Chez les petits, le break estival correspond à la période pendant laquelle l’aiguille de la balance penche le plus à droite. S’en suit un risque élevé de surpoids et d’obésité infantile. Comment protéger au mieux les enfants de la prise de poids excessive ?

Les vacances estivales sont-elles propices à la prise de poids chez les petits ? Pour le savoir, des chercheurs de l’Université du Texas (Austin) ont suivi 18 170 petits, entrés au jardin d’enfants en 2010. A compter de cette date et jusqu’à leur entrée en primaire, ils ont été pesés et mesurés tous les ans avant et après les vacances estivales. A partir de ces données, les scientifiques ont obtenu l’évolution des Indices de masse corporelle (IMC) sur 3 années .

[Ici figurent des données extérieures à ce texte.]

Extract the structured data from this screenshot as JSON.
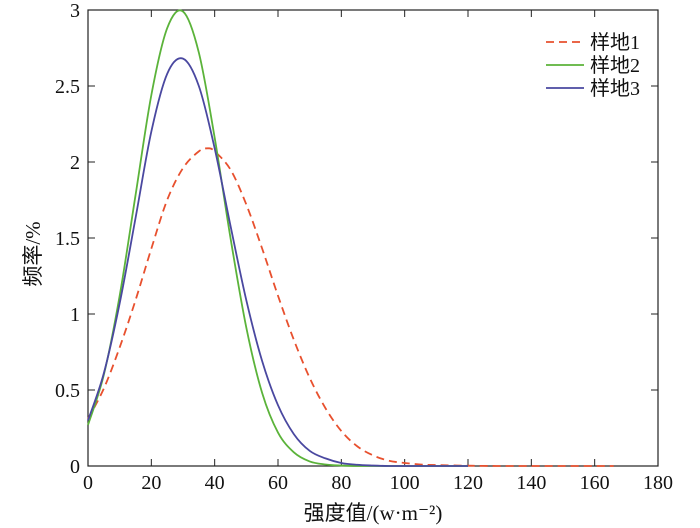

Résultats, en 3 ans, l’incidence de l’obésité infantile est passée de 8,9% à 11,5%. Et de 23,3% à 28,7% concernant le surpoids. « Les kilos excédentaires apparaissent majoritairement en dehors de l’école », explique le Pr Paul von Hippel, principal auteur de l’étude. « Les prises de poids sont en grande majorité rapportées pendant les deux périodes estivales comparées aux périodes passées au jardin d’enfants ou à la maternelle ».

Musclez la prévention

Les programmes de prévention scolaire ne semblent pas efficaces. Selon le Pr von Hippel en effet, « l’impact de ceux-ci n’a pas évolué depuis la fin des années 90. La prise de poids estivale serait plutôt la conséquence d’une sensibilisation scolaire justement insuffisante ». Il faut faire passer « des messages plus percutants pour que les enfants s’imprègnent de ces notions et appliquent les bons réflexes à la maison ». Autre levier, sensibiliser les parents à la « lutte contre les stratégies de marketing dans le secteur alimentaire des enfants, à la promotion du sport pratiqué en dehors de l’école et notamment pendant les vacances. Mais aussi les inciter à limiter l’exposition des petits aux écrans ».

A noter : fragilisante pour l’organisme, l’obésité infantile entraîne des répercussions à l’âge adulte.